To use the Mixed Mass Conversion Calculator, you select the base flour that is to be supplemented with VWG, and also the brand of VWG that you plan to use. There are two pull-down menus that contain many common and popular types and brands of flour and VWG. If a particular brand or type of flour or VWG is not in a pull-down menu, you need to know the protein contents of the flour or VWG and then use the substance A field and/or the substance B field, as appropriate. Once you have made these selections, you then decide on the desired weight (target mass) of the final blend of the base flour and the VWG and its desired protein content from a percent standpoint (target percentage). For example, you might want to add VWG to a bread flour, such as the King Arthur bread flour (KABF) with a protein content of 12.7%, to get a final protein content that is the same as a high-gluten flour, such as the King Arthur Sir Lancelot flour (KASL) that has a protein content of 14.2%. The calculator will allocate the target flour weight between the amount of the base flour to use and the amount of the VWG.

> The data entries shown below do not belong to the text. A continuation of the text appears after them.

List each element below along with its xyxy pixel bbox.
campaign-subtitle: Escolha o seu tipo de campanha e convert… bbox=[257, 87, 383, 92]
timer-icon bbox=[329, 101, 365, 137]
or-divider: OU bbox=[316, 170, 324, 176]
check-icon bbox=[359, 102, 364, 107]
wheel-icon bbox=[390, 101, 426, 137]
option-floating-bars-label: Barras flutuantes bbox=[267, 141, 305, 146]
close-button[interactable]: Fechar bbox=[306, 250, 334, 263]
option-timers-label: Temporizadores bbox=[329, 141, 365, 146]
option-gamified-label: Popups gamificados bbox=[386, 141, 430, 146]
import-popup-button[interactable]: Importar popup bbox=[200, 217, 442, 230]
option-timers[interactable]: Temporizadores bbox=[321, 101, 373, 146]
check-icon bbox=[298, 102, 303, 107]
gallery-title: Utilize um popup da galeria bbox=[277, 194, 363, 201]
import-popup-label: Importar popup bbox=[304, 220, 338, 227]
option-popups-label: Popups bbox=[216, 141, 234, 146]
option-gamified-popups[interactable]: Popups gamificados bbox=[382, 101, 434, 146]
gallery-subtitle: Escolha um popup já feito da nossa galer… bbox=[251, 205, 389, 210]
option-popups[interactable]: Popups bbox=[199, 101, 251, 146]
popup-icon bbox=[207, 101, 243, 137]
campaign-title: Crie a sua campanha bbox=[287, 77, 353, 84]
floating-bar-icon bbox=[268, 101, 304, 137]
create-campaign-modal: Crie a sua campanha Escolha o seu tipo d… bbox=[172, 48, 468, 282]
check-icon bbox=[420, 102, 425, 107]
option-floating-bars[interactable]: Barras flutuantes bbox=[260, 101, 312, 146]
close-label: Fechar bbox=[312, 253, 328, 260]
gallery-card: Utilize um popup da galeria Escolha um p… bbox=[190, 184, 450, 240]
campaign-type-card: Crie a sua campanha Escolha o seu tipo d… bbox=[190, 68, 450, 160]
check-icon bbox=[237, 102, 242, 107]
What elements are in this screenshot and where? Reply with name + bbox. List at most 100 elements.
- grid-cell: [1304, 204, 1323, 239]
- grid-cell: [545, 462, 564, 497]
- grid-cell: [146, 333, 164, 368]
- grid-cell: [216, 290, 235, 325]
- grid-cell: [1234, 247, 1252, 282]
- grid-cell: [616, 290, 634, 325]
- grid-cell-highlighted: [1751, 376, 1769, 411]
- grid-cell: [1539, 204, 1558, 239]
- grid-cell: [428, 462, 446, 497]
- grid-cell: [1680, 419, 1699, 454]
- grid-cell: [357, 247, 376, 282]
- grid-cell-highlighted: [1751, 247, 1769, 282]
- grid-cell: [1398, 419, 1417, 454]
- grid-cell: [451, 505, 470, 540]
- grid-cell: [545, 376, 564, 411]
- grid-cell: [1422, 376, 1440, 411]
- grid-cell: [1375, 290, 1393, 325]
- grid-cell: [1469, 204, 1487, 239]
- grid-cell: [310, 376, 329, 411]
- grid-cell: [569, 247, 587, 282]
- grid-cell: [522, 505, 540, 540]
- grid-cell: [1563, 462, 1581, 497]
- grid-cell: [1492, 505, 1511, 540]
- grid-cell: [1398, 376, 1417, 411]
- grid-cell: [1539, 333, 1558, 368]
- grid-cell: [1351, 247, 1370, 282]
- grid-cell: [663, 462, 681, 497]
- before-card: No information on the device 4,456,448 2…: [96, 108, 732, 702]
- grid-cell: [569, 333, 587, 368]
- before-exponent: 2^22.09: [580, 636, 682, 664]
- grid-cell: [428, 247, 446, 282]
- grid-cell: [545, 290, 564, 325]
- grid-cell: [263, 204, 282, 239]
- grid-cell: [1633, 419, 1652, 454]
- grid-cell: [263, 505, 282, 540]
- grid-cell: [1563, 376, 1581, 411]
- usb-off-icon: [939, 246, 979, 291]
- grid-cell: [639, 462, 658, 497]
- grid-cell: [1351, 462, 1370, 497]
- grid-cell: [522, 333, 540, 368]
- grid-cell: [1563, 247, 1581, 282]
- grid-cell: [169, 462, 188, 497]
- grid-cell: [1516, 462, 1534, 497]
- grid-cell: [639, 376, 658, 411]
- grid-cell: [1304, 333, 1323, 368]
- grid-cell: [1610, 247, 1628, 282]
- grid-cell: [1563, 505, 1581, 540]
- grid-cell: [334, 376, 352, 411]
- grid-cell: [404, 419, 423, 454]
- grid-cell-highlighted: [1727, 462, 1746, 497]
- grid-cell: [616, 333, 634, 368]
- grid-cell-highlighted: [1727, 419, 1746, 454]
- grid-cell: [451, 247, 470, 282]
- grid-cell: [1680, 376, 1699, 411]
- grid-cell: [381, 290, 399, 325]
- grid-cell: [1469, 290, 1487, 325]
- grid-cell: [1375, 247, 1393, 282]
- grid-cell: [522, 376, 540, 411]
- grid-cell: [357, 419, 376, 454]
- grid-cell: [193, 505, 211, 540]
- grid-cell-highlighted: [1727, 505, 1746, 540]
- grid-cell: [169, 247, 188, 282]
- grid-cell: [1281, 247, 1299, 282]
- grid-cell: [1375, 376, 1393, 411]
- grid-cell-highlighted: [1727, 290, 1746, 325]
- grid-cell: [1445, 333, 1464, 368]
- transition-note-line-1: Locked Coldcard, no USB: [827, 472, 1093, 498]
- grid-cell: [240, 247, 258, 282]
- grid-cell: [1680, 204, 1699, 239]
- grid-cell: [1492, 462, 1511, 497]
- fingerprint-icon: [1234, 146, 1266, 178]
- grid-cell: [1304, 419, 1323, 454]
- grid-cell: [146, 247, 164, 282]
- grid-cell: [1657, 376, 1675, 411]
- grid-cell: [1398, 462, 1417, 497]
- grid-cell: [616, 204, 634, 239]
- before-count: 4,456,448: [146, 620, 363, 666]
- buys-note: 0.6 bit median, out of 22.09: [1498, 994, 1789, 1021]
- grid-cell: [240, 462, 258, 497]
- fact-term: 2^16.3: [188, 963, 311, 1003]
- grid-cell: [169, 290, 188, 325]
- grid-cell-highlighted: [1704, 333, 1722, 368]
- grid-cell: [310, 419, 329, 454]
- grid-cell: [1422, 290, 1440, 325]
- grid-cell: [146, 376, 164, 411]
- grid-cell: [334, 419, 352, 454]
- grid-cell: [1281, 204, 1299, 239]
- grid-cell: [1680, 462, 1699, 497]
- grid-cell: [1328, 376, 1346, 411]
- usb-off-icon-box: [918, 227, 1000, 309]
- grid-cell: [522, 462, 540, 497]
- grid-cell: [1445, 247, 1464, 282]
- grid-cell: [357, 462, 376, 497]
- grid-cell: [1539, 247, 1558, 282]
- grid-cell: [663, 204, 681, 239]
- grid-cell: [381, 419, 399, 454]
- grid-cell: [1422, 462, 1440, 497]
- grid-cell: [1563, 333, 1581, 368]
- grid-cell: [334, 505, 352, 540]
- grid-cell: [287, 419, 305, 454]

There are a few other things I think you should know about VWG. First, just because you add VWG to a particular flour to achieve a protein content of another flour does not yield a product that is the same as the other flour. So, adding VWG to KABF does not give you KASL. Second, not everyone likes the effects produced from using VWG. It is usually a taste thing but it might also be a texture matter. So, you will have to decide for yourself whether you like it or not. Third, if you add a certain amount of VWG to an existing quantity of flour, you may have to adjust the hydration to compensate for the fact that VWG has different absorption characteristics than most flours. Usually, the advice is to increase the amount of water by 1 1/2-2 times the weight of the VWG. Fourth, it is perhaps not a good idea to use VWG to make a protein jump between flours that is too great. Going from all-purpose flour to bread flour or from bread flour to high-gluten flour seems to work pretty well but not going from, say, all-purpose flour to high-gluten flour. Finally, I tend to agree with Frankie G that it perhaps is not the best idea to supplement 00 flour with VWG. It can certainly be done, and I don't like to discourage people from trying things, but I would rather select the proper type or brand of 00 flour with the proper protein content.
I have written extensively on the subject of VWG, so if you would like to read and learn more, you might want to do a forum search using the Google Custom Search feature that you can access at the bottom of the index page of the forum. You might use the keywords "vital wheat gluten" (in quotes) along with my name--Peter--which I use in closing all of my posts. That should take you to my posts where I have discussed VWG.